OLG Düsseldorf, Beschluss vom 15. Februar 2018 – IV-2 RBs 16/18
Der Antrag auf Zulassung der Rechtsbeschwerde wird auf Kosten des Betroffenen als unbegründet verworfen.
Gründe
I.
Der Kreis Wesel hat mit Bußgeldbescheid vom 23. Januar 2017 gegen den Betroffenen wegen der verbotswidrigen Benutzung eines Mobil- oder Autotelefons als Führer eines Kraftfahrzeugs eine Geldbuße von 80 EUR festgesetzt. Den dagegen gerichteten Einspruch hat das Amtsgericht mit dem angefochtenen Urteil verworfen, nachdem der Betroffene zur Hauptverhandlung nicht erschienen ist. Einen vor und einen durch seinen mit besonderer Vertretungsvollmacht ausgestatteten Verteidiger im Hauptverhandlungstermin gestellten Antrag, ihn von der Verpflichtung zum persönlichen Erscheinen zu entbinden, hat das Amtsgericht abgelehnt. Zur Begründung der Anträge hat der Verteidiger des Betroffenen jeweils ausgeführt, der Betroffene räume ein, der kontrollierte Fahrzeugführer gewesen zu sein, und werde im Übrigen keine weiteren Angaben zur Sache machen. Das Amtsgericht hat seine ablehnende Entscheidung im Wesentlichen darauf gestützt, dass es sich von dem Erscheinen des Betroffenen erhoffe, dass sich der als Zeuge geladene Polizeibeamte vor dem Hintergrund der ihm durch den Betroffenen am Tattag gemachten Angabe, das Handy liege schon die ganze Zeit zwischen seinen Beinen, anhand dessen äußerlicher Erscheinung genauer an das Ereignis werde erinnern könne.
II.
Der zulässig gestellte Antrag ist nicht begründet.

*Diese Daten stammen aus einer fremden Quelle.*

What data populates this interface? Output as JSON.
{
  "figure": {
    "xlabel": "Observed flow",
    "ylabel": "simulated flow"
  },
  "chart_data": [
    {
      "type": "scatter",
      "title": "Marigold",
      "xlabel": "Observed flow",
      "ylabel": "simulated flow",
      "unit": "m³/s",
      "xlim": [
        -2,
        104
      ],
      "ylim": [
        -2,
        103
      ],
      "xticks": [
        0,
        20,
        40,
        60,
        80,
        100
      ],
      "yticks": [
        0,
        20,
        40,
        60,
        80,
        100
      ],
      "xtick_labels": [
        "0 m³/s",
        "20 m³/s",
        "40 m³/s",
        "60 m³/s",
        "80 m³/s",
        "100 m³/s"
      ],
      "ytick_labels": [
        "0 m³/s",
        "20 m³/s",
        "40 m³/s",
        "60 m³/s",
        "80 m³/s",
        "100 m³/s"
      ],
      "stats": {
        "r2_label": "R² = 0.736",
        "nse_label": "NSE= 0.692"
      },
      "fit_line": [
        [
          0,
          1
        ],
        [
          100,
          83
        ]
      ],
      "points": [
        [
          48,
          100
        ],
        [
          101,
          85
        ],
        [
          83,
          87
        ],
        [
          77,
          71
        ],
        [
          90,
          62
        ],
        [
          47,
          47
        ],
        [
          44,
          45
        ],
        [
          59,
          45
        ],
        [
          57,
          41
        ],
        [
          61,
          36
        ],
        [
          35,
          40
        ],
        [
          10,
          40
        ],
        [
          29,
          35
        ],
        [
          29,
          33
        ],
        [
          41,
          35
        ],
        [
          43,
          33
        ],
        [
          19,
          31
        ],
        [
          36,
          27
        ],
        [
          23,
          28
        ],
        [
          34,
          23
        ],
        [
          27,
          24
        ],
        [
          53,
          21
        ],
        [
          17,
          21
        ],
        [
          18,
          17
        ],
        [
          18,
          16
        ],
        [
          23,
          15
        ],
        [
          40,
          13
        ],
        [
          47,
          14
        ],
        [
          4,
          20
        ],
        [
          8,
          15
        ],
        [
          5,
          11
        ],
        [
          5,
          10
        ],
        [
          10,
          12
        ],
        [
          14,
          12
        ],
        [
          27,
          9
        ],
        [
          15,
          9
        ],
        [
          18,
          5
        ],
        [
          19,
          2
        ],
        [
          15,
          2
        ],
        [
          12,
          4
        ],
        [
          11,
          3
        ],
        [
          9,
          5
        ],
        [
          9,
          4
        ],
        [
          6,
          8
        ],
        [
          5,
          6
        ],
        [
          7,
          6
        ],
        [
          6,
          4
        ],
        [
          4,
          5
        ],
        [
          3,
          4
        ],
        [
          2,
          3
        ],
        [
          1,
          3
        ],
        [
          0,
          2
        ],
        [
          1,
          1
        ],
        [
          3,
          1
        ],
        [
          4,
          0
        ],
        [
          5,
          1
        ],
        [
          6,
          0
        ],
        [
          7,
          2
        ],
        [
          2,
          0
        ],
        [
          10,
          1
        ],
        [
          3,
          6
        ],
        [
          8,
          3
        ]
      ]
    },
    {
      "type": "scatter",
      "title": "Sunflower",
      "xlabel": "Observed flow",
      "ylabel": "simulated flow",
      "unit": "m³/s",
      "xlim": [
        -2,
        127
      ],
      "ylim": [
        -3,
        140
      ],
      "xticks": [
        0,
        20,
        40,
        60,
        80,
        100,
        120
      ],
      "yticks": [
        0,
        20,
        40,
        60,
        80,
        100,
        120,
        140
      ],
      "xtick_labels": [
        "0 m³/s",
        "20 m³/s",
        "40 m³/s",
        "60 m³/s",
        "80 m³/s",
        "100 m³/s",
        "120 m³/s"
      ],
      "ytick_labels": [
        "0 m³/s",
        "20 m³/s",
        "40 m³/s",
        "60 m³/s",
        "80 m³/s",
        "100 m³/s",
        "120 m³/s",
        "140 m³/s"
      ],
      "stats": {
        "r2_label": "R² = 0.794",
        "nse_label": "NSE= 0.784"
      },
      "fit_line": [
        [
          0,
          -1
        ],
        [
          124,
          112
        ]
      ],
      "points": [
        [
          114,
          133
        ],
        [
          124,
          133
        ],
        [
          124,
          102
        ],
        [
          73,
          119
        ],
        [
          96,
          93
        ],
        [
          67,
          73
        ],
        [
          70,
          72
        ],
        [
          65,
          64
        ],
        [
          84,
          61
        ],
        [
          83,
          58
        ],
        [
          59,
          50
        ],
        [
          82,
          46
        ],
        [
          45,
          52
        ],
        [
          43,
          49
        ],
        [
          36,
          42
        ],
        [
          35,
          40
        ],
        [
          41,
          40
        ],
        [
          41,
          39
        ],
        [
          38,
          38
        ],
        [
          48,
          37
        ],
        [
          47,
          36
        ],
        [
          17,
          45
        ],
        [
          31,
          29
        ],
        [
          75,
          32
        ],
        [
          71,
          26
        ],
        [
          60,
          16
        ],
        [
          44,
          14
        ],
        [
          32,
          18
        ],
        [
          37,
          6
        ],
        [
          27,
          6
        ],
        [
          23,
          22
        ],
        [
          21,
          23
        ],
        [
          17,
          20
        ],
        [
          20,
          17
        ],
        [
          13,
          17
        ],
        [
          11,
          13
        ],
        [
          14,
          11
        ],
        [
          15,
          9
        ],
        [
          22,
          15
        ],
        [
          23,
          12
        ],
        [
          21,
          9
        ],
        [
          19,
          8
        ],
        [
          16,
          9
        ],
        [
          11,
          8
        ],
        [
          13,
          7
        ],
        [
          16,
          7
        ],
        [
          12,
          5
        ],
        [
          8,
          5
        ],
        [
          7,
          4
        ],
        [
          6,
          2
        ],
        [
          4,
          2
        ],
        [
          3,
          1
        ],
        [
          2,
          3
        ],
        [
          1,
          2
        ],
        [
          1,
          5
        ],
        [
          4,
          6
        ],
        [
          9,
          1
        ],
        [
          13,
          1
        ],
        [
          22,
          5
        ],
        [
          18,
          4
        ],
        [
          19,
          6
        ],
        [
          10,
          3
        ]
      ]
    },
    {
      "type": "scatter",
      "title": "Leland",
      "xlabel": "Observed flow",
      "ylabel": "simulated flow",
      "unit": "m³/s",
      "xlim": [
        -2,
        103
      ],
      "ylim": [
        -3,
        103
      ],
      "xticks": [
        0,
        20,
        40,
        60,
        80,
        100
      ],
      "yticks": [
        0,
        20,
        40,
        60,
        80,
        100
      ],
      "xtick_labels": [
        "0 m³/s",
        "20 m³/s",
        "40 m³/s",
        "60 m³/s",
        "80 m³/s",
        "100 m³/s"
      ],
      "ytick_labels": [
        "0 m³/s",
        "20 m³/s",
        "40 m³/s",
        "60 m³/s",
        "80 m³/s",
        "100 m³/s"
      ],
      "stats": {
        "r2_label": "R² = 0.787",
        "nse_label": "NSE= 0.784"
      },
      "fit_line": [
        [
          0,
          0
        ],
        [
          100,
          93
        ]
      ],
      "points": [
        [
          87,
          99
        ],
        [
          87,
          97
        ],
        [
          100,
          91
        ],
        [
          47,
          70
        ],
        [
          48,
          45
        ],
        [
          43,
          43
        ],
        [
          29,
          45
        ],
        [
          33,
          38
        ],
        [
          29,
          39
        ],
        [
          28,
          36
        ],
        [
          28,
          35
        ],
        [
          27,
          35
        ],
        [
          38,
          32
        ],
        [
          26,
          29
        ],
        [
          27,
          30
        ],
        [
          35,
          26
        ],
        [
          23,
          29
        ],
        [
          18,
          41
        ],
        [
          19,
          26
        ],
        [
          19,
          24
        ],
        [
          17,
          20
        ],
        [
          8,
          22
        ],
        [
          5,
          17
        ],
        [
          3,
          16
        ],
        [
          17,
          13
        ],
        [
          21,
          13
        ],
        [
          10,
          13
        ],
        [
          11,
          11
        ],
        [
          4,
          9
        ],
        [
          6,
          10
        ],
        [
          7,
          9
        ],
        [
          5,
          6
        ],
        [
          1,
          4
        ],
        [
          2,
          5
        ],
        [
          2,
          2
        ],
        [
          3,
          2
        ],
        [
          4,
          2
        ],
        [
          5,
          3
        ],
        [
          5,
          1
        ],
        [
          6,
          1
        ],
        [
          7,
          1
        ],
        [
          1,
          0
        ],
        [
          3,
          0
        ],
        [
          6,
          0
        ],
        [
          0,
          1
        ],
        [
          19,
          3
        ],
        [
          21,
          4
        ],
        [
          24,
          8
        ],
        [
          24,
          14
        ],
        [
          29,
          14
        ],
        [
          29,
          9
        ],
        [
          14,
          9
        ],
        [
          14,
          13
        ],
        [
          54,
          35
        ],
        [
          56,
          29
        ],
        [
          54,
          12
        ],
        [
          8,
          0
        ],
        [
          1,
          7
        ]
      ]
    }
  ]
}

Ist durch das angefochtene Urteil eine Geldbuße von nicht mehr als 100 Euro und auch keine Nebenfolge verhängt, wird die Rechtsbeschwerde nur zugelassen, wenn es geboten ist, die Nachprüfung des Urteils zur Fortbildung des sachlichen Rechts zu ermöglichen oder das Urteil wegen Versagung des rechtlichen Gehörs aufzuheben (§ 80 Abs. 1, Abs. 2 Nr. 1 OWiG). Diese Voraussetzungen liegen hier nicht vor.
1. Die Rechtsbeschwerde ist nicht bereits zur Ermöglichung der Nachprüfung des angefochtenen Urteils auf das Vorliegen einer Gehörsverletzung zuzulassen, sondern erst dann, wenn die Prüfung des Rechtsbeschwerdegerichts auf Grund der Antragsbegründung eine solche ergeben hat (BVerfG NJW 1992, 2811, 2812). Eine Gehörsverletzung deckt die Antragsbegründung indes nicht auf.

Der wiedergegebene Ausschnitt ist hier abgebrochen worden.